Where's my "Space Force" Pam and Jim?
Who's the "Space Force" Dwight?
Will Carell's General Mark R. Naird be nothing more than a space-travelling Michael Scott?
Carell, Daniels, the writers, and a supporting cast that includes John Malkovich, Ben Schwartz, Diana Silvers, and Tawny Newsome, need to find a way to keep some nostalgia in the air while also keeping viewers guessing.
Who knows? Could definitely see the show's success having an impact on a The Office reunion/reboot – good and bad.
#21 – Quibi
Okay, we know we're breaking our own format here – but Quibi demands it. On April 6, 2020, the short-form mobile video service comes to life – and it will be one of the greatest breakthroughs in the history of television… or join the ranks of "New Coke", MySpace, and attempts to make "fetch" a thing.
We stand on the side of "breakthrough" – for several reasons.
First, look who's backing it. Founded in 2018 by entertainment industry powerhouse Jeffrey Katzenberg and with corporate powerhouse Meg Whitman serving as CEO, Quibi hit the ground running with $1B and buy-ins from all the major Hollywood studios, including: The Walt Disney Company, NBCUniversal, Sony Pictures, WarnerMedia, Liberty Global, ViacomCBS, and Alibaba Group.
Second, look at the variety and creative forces behind the nonstop programming announcements.

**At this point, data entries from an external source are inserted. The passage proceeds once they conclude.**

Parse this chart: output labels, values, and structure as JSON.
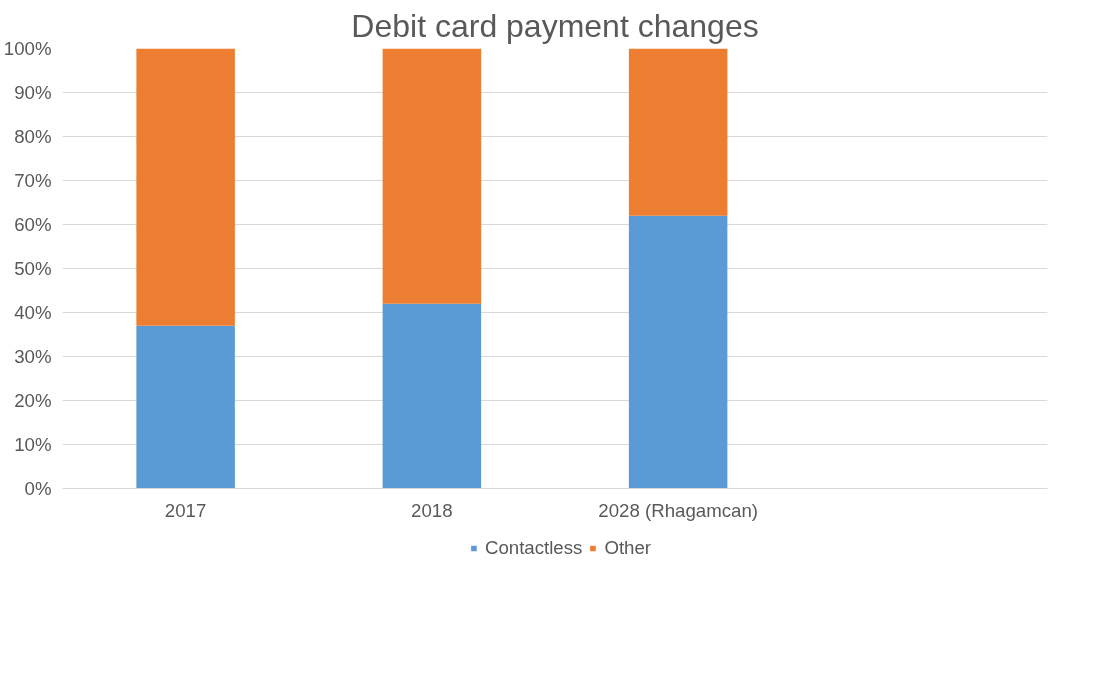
{
  "chart_data": {
    "type": "bar",
    "title": "Debit card payment changes",
    "categories": [
      "2017",
      "2018",
      "2028 (Rhagamcan)",
      null
    ],
    "stacked": true,
    "series": [
      {
        "name": "Contactless",
        "color": "#5b9bd5",
        "values": [
          37,
          42,
          62,
          null
        ]
      },
      {
        "name": "Other",
        "color": "#ed7d31",
        "values": [
          63,
          58,
          38,
          null
        ]
      }
    ],
    "ylim": [
      0,
      100
    ],
    "yticks": [
      {
        "value": 0,
        "label": "0%"
      },
      {
        "value": 10,
        "label": "10%"
      },
      {
        "value": 20,
        "label": "20%"
      },
      {
        "value": 30,
        "label": "30%"
      },
      {
        "value": 40,
        "label": "40%"
      },
      {
        "value": 50,
        "label": "50%"
      },
      {
        "value": 60,
        "label": "60%"
      },
      {
        "value": 70,
        "label": "70%"
      },
      {
        "value": 80,
        "label": "80%"
      },
      {
        "value": 90,
        "label": "90%"
      },
      {
        "value": 100,
        "label": "100%"
      }
    ],
    "grid": "y",
    "legend": "bottom"
  }
}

From Steven Spielberg-penned horror series Spielberg's After Dark to a new season of Reno 911!… from Curtis "50 Cent" Jackson's animated adaptation of comic book Trill League to a modern take on MTV's Singled Out… there's more than a little something on the service for everyone.
Third, the multi-tasking wannabe geek is an untapped market with a ton of potential. Forget binge-watching – sometimes, just watching a single episode is difficult. But smaller, more digestable "bites" of creative content? The kind that can be consumed on a lunch break or during a brief evening down time? That's an attractive option – and with the brand names attached, the viewers need very little "learning curve" to transition. You trust Spielberg's work? Then it should be a no-brainer watching his show here – at least Quibi hopes that's how you think.
Biggest problem? Is Quibi ready to handle the backlash to its success if it does work? Imitation may be the highest form of flattery – but not when it comes at the expense of the bottom line. A number of the studios backing Quibi also have streaming services of their own to promote, so Quibi's success could be just the thing for Disney+, Peacock, HBO Max, and others to start up their own library of short-form content.